The Origin Of Multiple Passes

Many current and past government standards including DoD 5220.22-M, HMG, BSI require data be overwritten multiple times to insure that the information cannot be recovered. The idea that multiple wipe passes are required to effectively erase data originates in part with a 1996 study published by Peter Gutmann. He suggested that data should be wiped up to 35 times in order to be considered irrecoverable. He proposed that data could be recovered using magnetic force microscopy (MFM) and scanning tunneling microscopy (STM) techniques.

If viewed under an atomic microscope, hard drives built during the late 90's and very early 2000's would show “Bit Shadows”. These shadows could reveal what information was previously written in that location. To eliminate this possibility Gutmann recommended multiple overwrites.

Dated Government Standards

Because of these concerns various domestic and international government standards such as the DoD 5220.22-M (February 2006) and the NSA 130-2 (Pre 2011) have required multiple passes when sanitizing data storage. Many organizations are required to comply with these standards as a matter of policy and data erased using these standards is certainly irrecoverable. These older standards were created for older technologies. Over the last 15 years drive technology has advanced to the point where the MFM and STM techniques have become obsolete. Specifically, part of Gutmann's claim was that the head positioning system in hard drives was not precise enough to overwrite new data on top of the exact position of the old data, thus creating the possibility that the old data would remain intact. Today's hard drive technologies are very precise and have eliminated this possibility.

Peter Gutmann has since advised, “If you're using a drive which uses encoding technology X, you only need to perform the passes specific to X, and you never need to perform all 35 passes.”

A New Standard

Due to the evolution of hard drive technology and the introduction of Solid State Drives (SSD) newer and more efficient standards have been developed. In recent years, the NIST standard has become the industry standard and the Department of Defense has since adopted the NIST standard for data erasure. Former DOD CIO Teri Takai said, “While in fact this may seem like a dramatic shift, we don't see it so much as a dramatic shift as an evolution of where we want to go.” (April 2, 2014 at Intel's Security Through Innovation Summit in Washington.) To confirm that multiple overwrites are no longer necessary, the National Institute of Standards and Technology (NIST) states in SP 800-88r1: “Guidelines for Media Sanitization (December 2014)” that the “NSA has researched that one overwrite is good enough to sanitize most drives.”
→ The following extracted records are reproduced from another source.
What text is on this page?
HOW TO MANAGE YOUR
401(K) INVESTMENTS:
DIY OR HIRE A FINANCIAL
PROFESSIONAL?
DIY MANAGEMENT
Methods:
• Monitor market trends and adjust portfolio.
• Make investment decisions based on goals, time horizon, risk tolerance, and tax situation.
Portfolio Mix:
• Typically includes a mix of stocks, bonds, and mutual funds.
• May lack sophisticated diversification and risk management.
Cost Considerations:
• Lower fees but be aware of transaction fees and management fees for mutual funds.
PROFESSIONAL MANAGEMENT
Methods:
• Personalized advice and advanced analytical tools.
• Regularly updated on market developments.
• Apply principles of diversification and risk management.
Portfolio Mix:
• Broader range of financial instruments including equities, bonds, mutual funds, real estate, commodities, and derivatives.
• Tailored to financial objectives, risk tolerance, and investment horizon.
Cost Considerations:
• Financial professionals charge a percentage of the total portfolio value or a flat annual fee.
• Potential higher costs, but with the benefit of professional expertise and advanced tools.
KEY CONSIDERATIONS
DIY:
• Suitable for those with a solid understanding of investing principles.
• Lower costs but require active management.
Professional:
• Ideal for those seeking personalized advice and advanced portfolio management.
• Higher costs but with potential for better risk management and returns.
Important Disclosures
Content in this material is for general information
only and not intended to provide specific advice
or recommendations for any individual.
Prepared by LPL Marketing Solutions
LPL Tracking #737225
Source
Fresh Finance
Data Wiping Recommendation

WhiteCanyon Software recommends the NIST 880-88r1 standard for data removal on hard drives and solid state drives. NIST 880-88r1 wipe specification was made for current technologies and treats different storage types accordingly. This process significantly reduces the wipe time while still ensuring that the data is irrecoverable. As the NIST standard has been adopted as industry standard, the data removal process has been sped up significantly. The NIST standard states that changing the encryption key on self-encrypting drives is sufficient. WipeDrive takes it a step further by changing the encryption key then overwriting the entire drive. This process ensures that the data is irrecoverable beyond industry standard.

Performing multiple wipes as part of a multi-pass overwrite pattern is unnecessary to completely erase data. WhiteCanyon Software only recommends using multiple passes if required as part of your organization's policy or for special use cases where multiple redundancies are desired.